Jadine scowled. “Oh, there is no us. No way. He’s an ass.”
“I thought you just said…” Wanda trailed off.
“I know what I said, and I never said he wasn’t an ass.”
“Alrighty then,” I jumped in before things could get out of control.
Who was I kidding? Things were already out of control, and I hadn’t even started hunting down a bare-assed leprechaun.
I made my way into the kitchen, calling as I went. “Aunt Luanne? Aunt Shawna? You ready to go?”

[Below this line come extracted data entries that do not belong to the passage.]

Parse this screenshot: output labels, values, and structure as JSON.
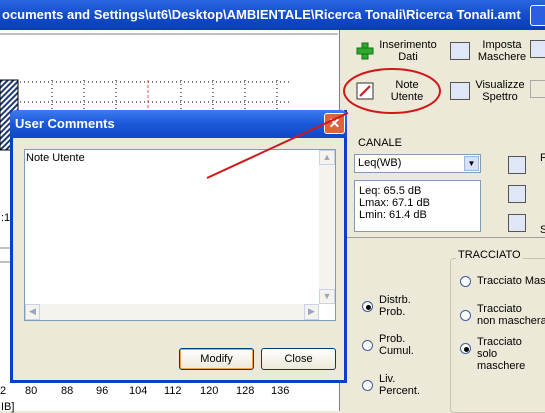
{
  "window": {
    "title": "ocuments and Settings\\ut6\\Desktop\\AMBIENTALE\\Ricerca Tonali\\Ricerca Tonali.amt"
  },
  "chart": {
    "x_ticks": [
      "2",
      "80",
      "88",
      "96",
      "104",
      "112",
      "120",
      "128",
      "136"
    ],
    "bottom_label": "IB]",
    "left_label": ":1"
  },
  "toolbar": {
    "inserimento": "Inserimento\nDati",
    "imposta": "Imposta\nMaschere",
    "note": "Note\nUtente",
    "visualizza": "Visualizzе\nSpettro"
  },
  "canale": {
    "title": "CANALE",
    "select_value": "Leq(WB)",
    "stats": [
      "Leq: 65.5 dB",
      "Lmax: 67.1 dB",
      "Lmin: 61.4 dB"
    ],
    "side_letters": [
      "F",
      "",
      "S"
    ]
  },
  "tracciato": {
    "title": "TRACCIATO",
    "options": [
      "Tracciato Mas",
      "Tracciato\nnon maschera",
      "Tracciato\nsolo maschere"
    ],
    "selected": 2
  },
  "distr": {
    "options": [
      "Distrb.\nProb.",
      "Prob.\nCumul.",
      "Liv.\nPercent."
    ],
    "selected": 0
  },
  "dialog": {
    "title": "User Comments",
    "text": "Note Utente",
    "modify": "Modify",
    "close": "Close",
    "close_glyph": "✕"
  }
}
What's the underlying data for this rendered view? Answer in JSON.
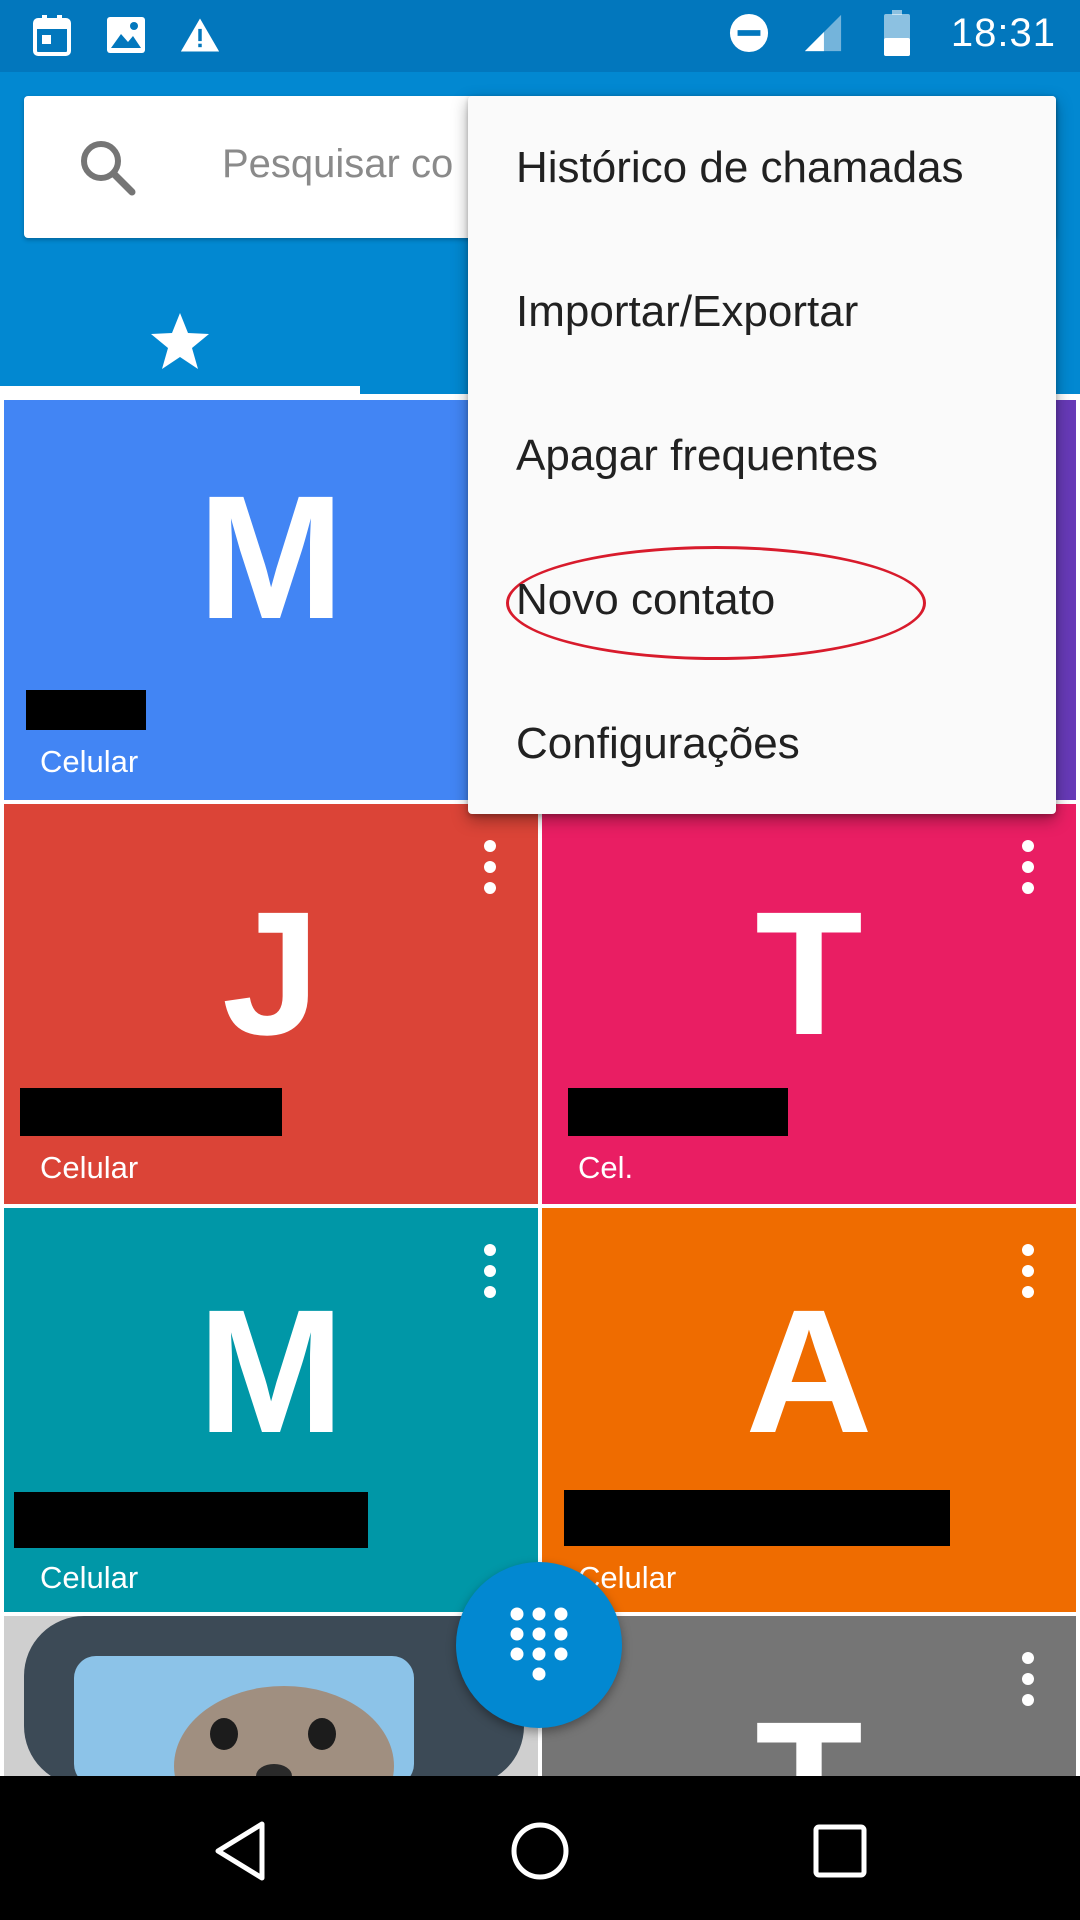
{
  "status_bar": {
    "time": "18:31",
    "left_icons": [
      "calendar-icon",
      "image-icon",
      "warning-icon"
    ],
    "right_icons": [
      "do-not-disturb-icon",
      "signal-icon",
      "battery-icon"
    ]
  },
  "search": {
    "placeholder": "Pesquisar co"
  },
  "tabs": [
    {
      "icon": "star-icon",
      "selected": true
    }
  ],
  "menu": {
    "items": [
      {
        "label": "Histórico de chamadas"
      },
      {
        "label": "Importar/Exportar"
      },
      {
        "label": "Apagar frequentes"
      },
      {
        "label": "Novo contato",
        "highlighted": true
      },
      {
        "label": "Configurações"
      }
    ]
  },
  "contacts": [
    {
      "letter": "M",
      "type": "Celular",
      "color": "#4285f4"
    },
    {
      "letter": "",
      "type": "",
      "color": "#673ab7"
    },
    {
      "letter": "J",
      "type": "Celular",
      "color": "#db4437"
    },
    {
      "letter": "T",
      "type": "Cel.",
      "color": "#e91e63"
    },
    {
      "letter": "M",
      "type": "Celular",
      "color": "#0097a7"
    },
    {
      "letter": "A",
      "type": "Celular",
      "color": "#ef6c00"
    },
    {
      "letter": "",
      "type": "",
      "color": "#d8d8d8"
    },
    {
      "letter": "T",
      "type": "",
      "color": "#757575"
    }
  ],
  "colors": {
    "status_bar": "#0277bd",
    "app_bar": "#0288d1",
    "fab": "#0288d1",
    "highlight_ring": "#d81b2c"
  }
}
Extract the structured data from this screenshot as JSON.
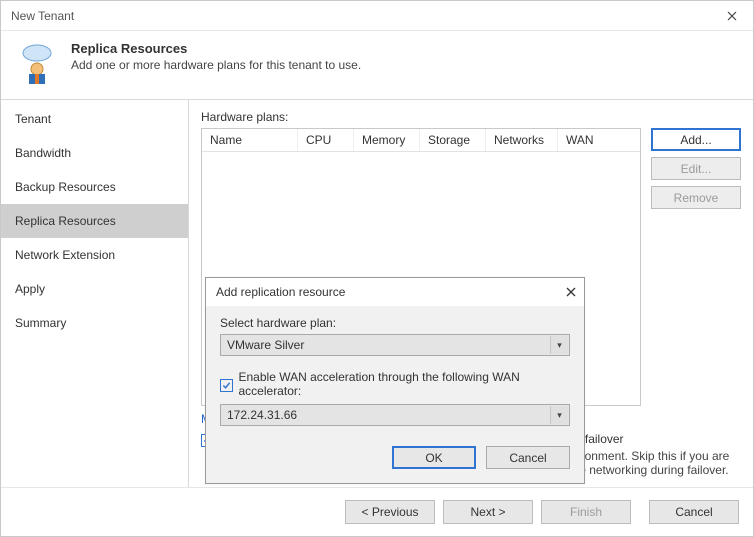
{
  "window": {
    "title": "New Tenant"
  },
  "header": {
    "title": "Replica Resources",
    "subtitle": "Add one or more hardware plans for this tenant to use."
  },
  "sidebar": {
    "items": [
      {
        "label": "Tenant"
      },
      {
        "label": "Bandwidth"
      },
      {
        "label": "Backup Resources"
      },
      {
        "label": "Replica Resources"
      },
      {
        "label": "Network Extension"
      },
      {
        "label": "Apply"
      },
      {
        "label": "Summary"
      }
    ],
    "active_index": 3
  },
  "main": {
    "grid_label": "Hardware plans:",
    "columns": [
      "Name",
      "CPU",
      "Memory",
      "Storage",
      "Networks",
      "WAN"
    ],
    "side_buttons": {
      "add": "Add...",
      "edit": "Edit...",
      "remove": "Remove"
    },
    "manage_link": "Manage network settings",
    "ext_checkbox_label": "Use Veeam network extension capabilities during partial and full site failover",
    "ext_help": "The network extension appliance will be deployed to the tenant environment. Skip this if you are already using a 3rd party solution like VMware NSX Edge to manage networking during failover."
  },
  "dialog": {
    "title": "Add replication resource",
    "select_label": "Select hardware plan:",
    "plan_value": "VMware Silver",
    "wan_checkbox_label": "Enable WAN acceleration through the following WAN accelerator:",
    "wan_value": "172.24.31.66",
    "ok": "OK",
    "cancel": "Cancel"
  },
  "footer": {
    "previous": "< Previous",
    "next": "Next >",
    "finish": "Finish",
    "cancel": "Cancel"
  }
}
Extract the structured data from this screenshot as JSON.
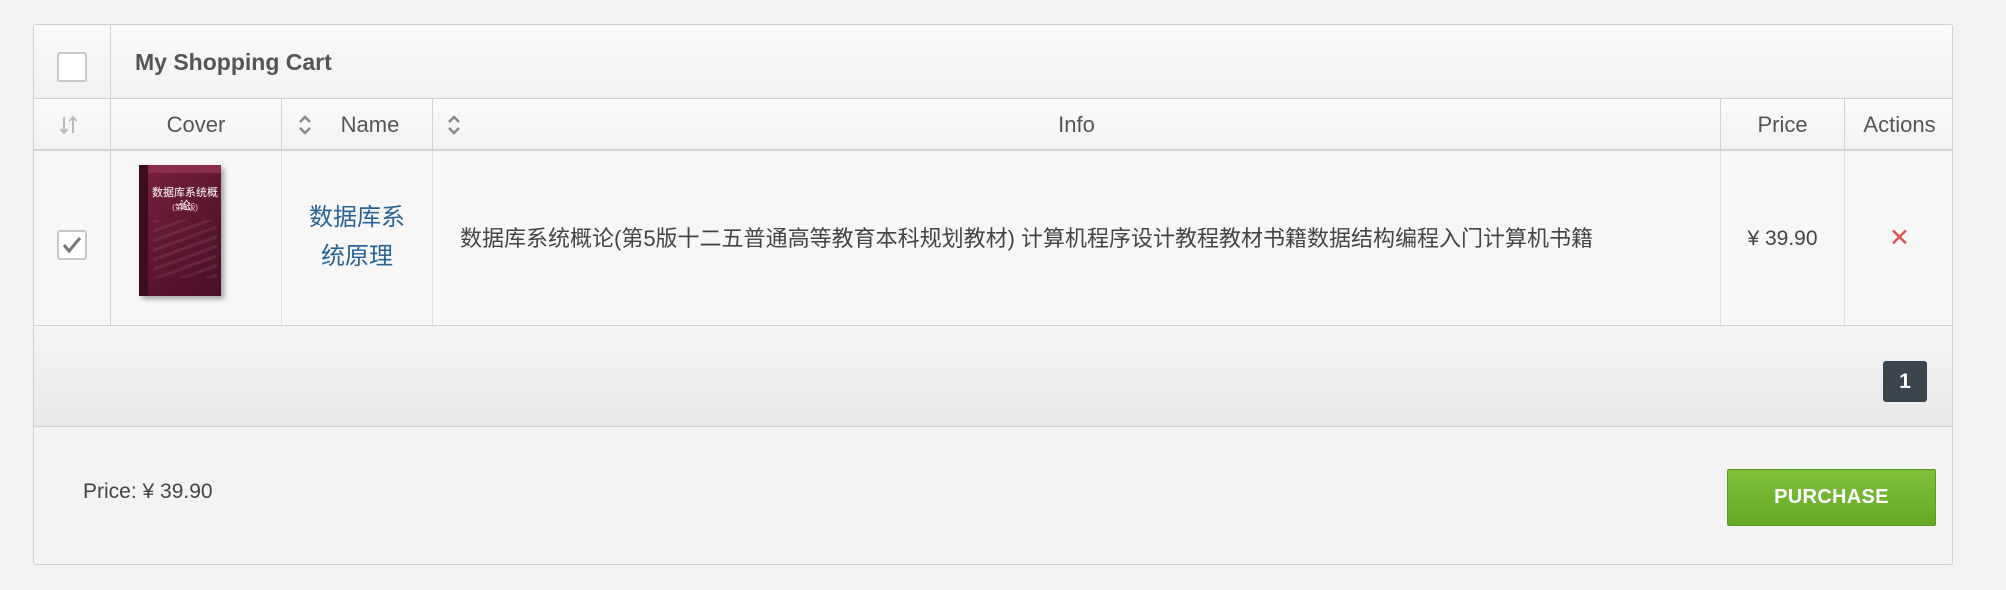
{
  "cart": {
    "title": "My Shopping Cart",
    "select_all_checked": false
  },
  "columns": {
    "cover": "Cover",
    "name": "Name",
    "info": "Info",
    "price": "Price",
    "actions": "Actions"
  },
  "rows": [
    {
      "checked": true,
      "cover_title": "数据库系统概论",
      "cover_edition": "(第5版)",
      "name": "数据库系统原理",
      "info": "数据库系统概论(第5版十二五普通高等教育本科规划教材) 计算机程序设计教程教材书籍数据结构编程入门计算机书籍",
      "price": "¥ 39.90",
      "delete_glyph": "✕"
    }
  ],
  "pagination": {
    "current_page": "1"
  },
  "footer": {
    "total": "Price: ¥ 39.90",
    "purchase_label": "PURCHASE"
  },
  "colors": {
    "link": "#2a6496",
    "delete": "#d9534f",
    "purchase": "#6cb22d",
    "page_button": "#3a4550"
  }
}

They looked up, mildly glassy-eyed, bu
t looking so happy I couldn’t blame them for it.
“Where are we going?” Shawna asked.
“To find a leprechaun who’s apparently wearing Jadine’s Spanx as a shirt. We need to get Mindy back.”
Shawna gathered her empty cup and her sister’s and walked them over to the sink. “And how are we going to find him? Didn’t sound like Jelly knew where he was now.”
“No, but someone in town must have locator magic. Who?” I asked, excited that this idea just occurred to me. I was starting to get used to thinking in terms of magic again.
Luanne waggled her lips left and right while she thought aloud. “Well, Dixie can locate all sorts of things. I’m not so sure about people though. Wait, are leprechauns people?”
“I have no idea at all what a leprechaun is,” I said, “but I am sure he’s trouble. Trouble I’m so not in the mood for.”
“Oh, come on.” Wanda patted me on the back. “Drop the hard-ass act. You’re having fun.”
“No, I’m not.”
“Yes, you are.”
“Am not.”
“Are too.”
In a huff, I turned on my heel and stomped toward the front door, all the while trying to hide the smile tugging at my mouth.
Maybe Wanda was right. Though if I was having fun, I really needed to better define the term.
And I knew just who I’d like to help me with that. But I had to solve this caper before I could focus on Quade Contonn. Once I had time alone with him, I didn’t plan on anything interrupting us. We had lots of missed time together to make up for.
Chapter Nine
Dixie lived a few blocks down the street from Jadine, so we decided to walk there. Aunt Luanne, Shawna, Wanda, and I waited for Jadine to lock up her house—with its absurd amount of deadbolts—while my aunts made faces behind her back. Every time Jadine would turn to look over her shoulder at them, they feigned innocence. I was a spinoff of Snow White stuck with the reject dwarves, Dumpy and Stumpy.
Whatever was in Mabel’s tinctures was good stuff. I’d have to make time to stop by her shop soon. My aunts weren’t taking a single thing seriously. I was totally jealous. They were having so much more fun than I was.